Sans surprise, de nombreux éditeurs tiers ont suivi cette voie. WhatsApp, par exemple, a abandonné son application WinUI au profit d’un wrapper basé sur Chromium.
Une nouvelle équipe avec un objectif clair : le natif
C’est dans ce contexte que Rudy Huyn, partenaire architecte chez Microsoft et notamment impliqué dans le Microsoft Store et l’Explorateur de fichiers, a annoncé sur X la création d’une nouvelle équipe dédiée au développement d’applications pour Windows 11.
Interrogé directement sur l’usage des technologies web, il a été très clair : les applications développées par cette équipe seront « 100 % natives », sans recours aux PWA.
Concrètement, cela implique des applications construites sur des technologies comme WinUI, sans recourir à WebView pour charger des composants web. L’objectif est d’améliorer les performances, renforcer la cohérence visuelle et proposer une intégration plus propre avec le reste du système.
Cette initiative s’inscrit dans un chantier plus large identifié en interne sous le nom de code Windows K2, visant à corriger plusieurs points faibles de Windows 11. Dans ce cadre, Microsoft a déjà confirmé travailler sur une refonte du menu Démarrer en WinUI, sur des améliorations de performances de l’Explorateur de fichiers ou encore sur une barre des tâches plus flexible.
Un périmètre encore limité
Si l’annonce est encourageante, elle reste pour l’instant limitée dans sa portée. On ne sait pas encore quelles applications concrètes seront développées par cette équipe, ni à quel rythme elles seront déployées.
Autre point important : les applications les plus critiquées ne dépendent pas directement de l’équipe Windows. Outlook, Teams ou encore Copilot – bien qu’intégrés à Windows 11 – relèvent d’autres divisions de Microsoft.

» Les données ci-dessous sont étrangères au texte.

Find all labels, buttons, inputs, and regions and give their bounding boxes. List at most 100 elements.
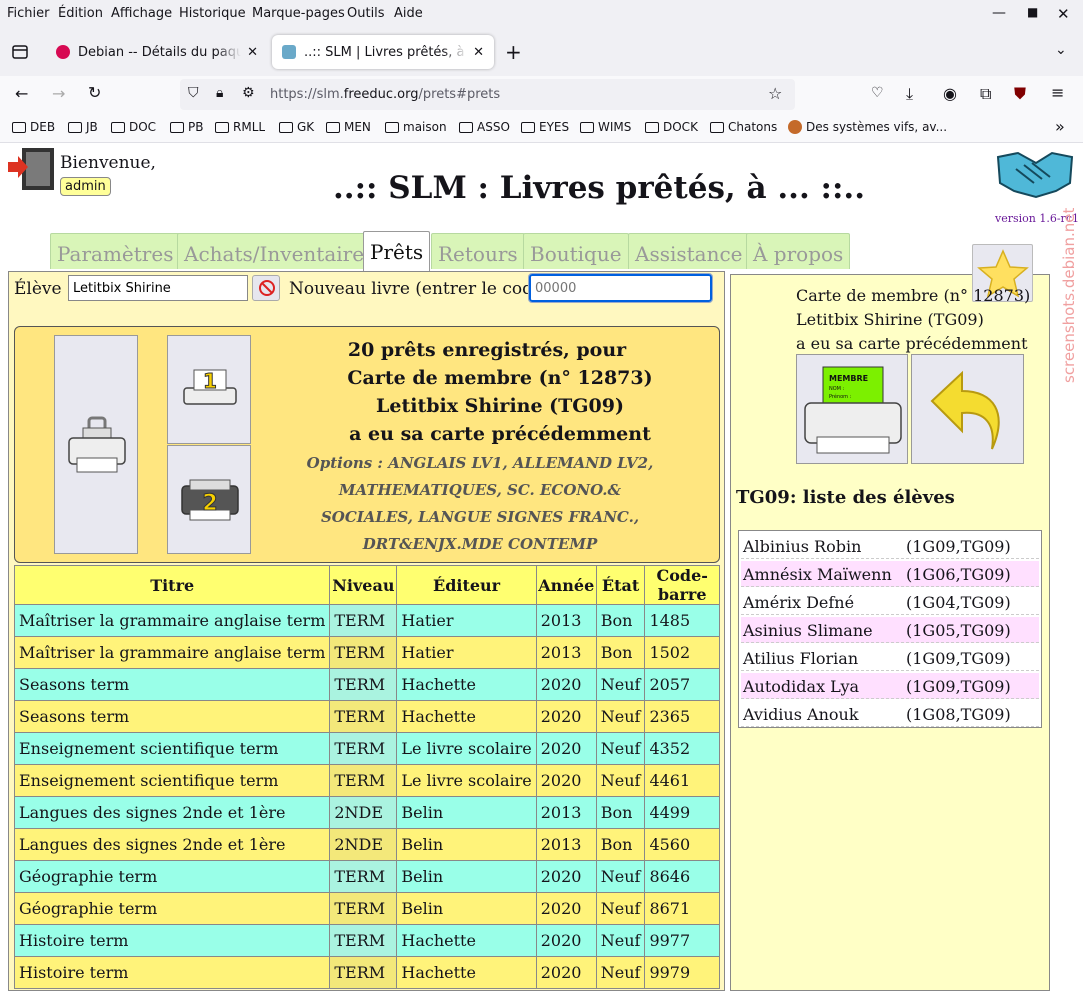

À ce stade, rien n’indique que ces applications feront l’objet d’une refonte vers des technologies natives. L’initiative de Rudy Huyn pourrait donc améliorer certaines briques de Windows, sans pour autant transformer l’ensemble de l’écosystème à court terme.
Ce qu’il faut retenir
- Rudy Huyn, partenaire architecte chez Microsoft, met en place une nouvelle équipe dédiée au développement d’applications « 100 % natives » pour Windows 11, sans recours aux technologies web embarquées.
- Cette initiative s’inscrit dans le cadre du projet « Windows K2 », qui vise à corriger plusieurs défauts structurels de Windows 11.
- Aujourd’hui, de nombreuses applications – y compris certaines développées par Microsoft – reposent sur WebView, des PWA ou des frameworks non natifs, avec des impacts sur les performances et la cohérence visuelle.
- Les applications majeures comme Outlook, Teams ou Copilot ne sont pas concernées à ce stade, leur évolution dépendant d’autres équipes chez Microsoft.